Les déchets nucléaires ne représentent qu’une infime portion des déchets produits par l’homme (2 kg de déchets radioactifs par an et par habitant en France) et pour les gérer de manière sûre, des solutions industrielles sont d’ores et déjà mises en œuvre quotidiennement. Les déchets de haute et moyenne activité à vie longue ne représentent que 3 % des déchets nucléaires mais concentrent plus de 99 % de la radioactivité. Pour ces déchets, la solution industrielle disponible (traitement à La Hague puis entreposage) permet de garantir l’absence de risque pour la santé et l’environnement sur une période de l’ordre du siècle. Cependant, certains éléments contenus dans ces déchets ont une décroissance lente, nécessitant un confinement sur une période de plusieurs milliers d’années. Plutôt que de reporter cette question de gestion au-delà du siècle aux générations futures, la représentation nationale a fait le choix en 2006 de développer une solution capable de prendre en charge ces déchets sur des échelles de temps « géologiques ». Cette solution à l’étude depuis presque 30 ans, c’est CIGEO : le stockage géologique en couche profonde
La Loi n° 2006-739 du 28 juin 2006 relative à la gestion durable des matières et déchets radioactifs a conclu qu’il s’agit d’une solution sûre et passive sur le long terme qui évite d’en transmettre la charge aux générations futures : elle devient la solution de référence. Les différentes études menées depuis, en France comme à l’étranger, confortent ce choix…L’ASN a reconnu la qualité et la robustesse du dossier présenté. Les questions posées par l’ASN sur le risque d’incendie lié au stockage des déchets bitumés ne remettent en rien en question ces qualités fondamentales ni la pertinence du stockage géologique profond dans l’argile…

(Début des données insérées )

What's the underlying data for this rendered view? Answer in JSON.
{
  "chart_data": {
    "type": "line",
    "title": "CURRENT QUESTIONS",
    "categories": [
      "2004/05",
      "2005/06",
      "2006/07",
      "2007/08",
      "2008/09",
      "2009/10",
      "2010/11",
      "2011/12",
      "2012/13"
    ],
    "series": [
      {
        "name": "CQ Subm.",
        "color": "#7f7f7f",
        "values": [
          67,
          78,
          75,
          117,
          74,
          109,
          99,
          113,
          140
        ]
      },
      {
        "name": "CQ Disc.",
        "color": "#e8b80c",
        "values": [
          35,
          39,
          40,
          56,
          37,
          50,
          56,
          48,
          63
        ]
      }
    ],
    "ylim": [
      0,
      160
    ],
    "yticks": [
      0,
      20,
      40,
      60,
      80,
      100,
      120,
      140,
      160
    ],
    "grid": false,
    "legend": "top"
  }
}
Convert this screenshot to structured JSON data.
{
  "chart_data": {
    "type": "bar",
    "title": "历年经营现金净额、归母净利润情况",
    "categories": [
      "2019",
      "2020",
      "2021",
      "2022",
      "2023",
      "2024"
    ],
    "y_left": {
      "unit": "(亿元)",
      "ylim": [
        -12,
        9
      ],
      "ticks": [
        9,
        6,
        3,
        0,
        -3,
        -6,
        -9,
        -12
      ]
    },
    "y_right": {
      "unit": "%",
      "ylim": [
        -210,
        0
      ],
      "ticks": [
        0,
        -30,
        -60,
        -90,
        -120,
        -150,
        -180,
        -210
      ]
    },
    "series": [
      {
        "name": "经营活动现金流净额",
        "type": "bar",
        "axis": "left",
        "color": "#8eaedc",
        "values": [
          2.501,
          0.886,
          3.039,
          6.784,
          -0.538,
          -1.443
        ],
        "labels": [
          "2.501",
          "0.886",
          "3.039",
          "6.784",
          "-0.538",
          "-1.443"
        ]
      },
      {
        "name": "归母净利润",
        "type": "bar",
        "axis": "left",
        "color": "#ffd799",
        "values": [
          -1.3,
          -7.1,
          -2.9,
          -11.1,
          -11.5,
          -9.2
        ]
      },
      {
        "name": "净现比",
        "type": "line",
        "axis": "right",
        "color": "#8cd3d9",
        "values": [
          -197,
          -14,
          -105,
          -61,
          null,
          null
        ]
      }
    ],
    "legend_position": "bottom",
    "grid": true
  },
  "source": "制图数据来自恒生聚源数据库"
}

De plus, la réversibilité du projet CIGEO qui consiste à proposer une solution de long terme tout en se gardant la possibilité sur plus d’un siècle de s’adapter et de récupérer les déchets si une meilleure solution était trouvée doit être conservée… Pour toutes ces raisons, la CFE-CGC réaffirme son plein soutien au projet CIGEO en s’appuyant sur les fondements et arguments des choix techniques réalisés, et demande que la réalisation des ouvrages soit engagée sans plus attendre pour participer à la pérennisation des compétences d’une filière industrielle intégrée et responsable, forte de plus de 200 000 salariés »

Un débat nécessaire

Dans les sondages d’opinion sur l’énergie nucléaire, le thème du devenir des déchets nucléaires et du « cadeau empoisonné » fait aux futures générations est récurrent. C’est en fait l’un des principaux arguments des écologistes défavorables au nucléaire (il y en a des favorables !), entendons l’un des principaux arguments sérieux auxquels faut répondre ! Ce débat sur le PNGMDR répond à cette préoccupation légitime, il est nécessaire et utile. Les écologistes partisans du démantèlement des centrales peuvent d’ailleurs difficilement s’en désintéresser… et certains ont choisi d’y participer.
Il a le mérite de montrer l’existence de solutions techniques sûres et acceptables, selon les différents types de déchet. Construction d’une piscine supplémentaire, nécessité d’adopter la directive européenne (« seuil de libération ») sur le retraitement des déchets non ou très faiblement (inférieurs à la radioactivité naturelle), enfouissement en argile profonde avec réversibilité partielle semblent faire consensus chez les experts.

Il restera à trouver le courage politique de les mettre en œuvre.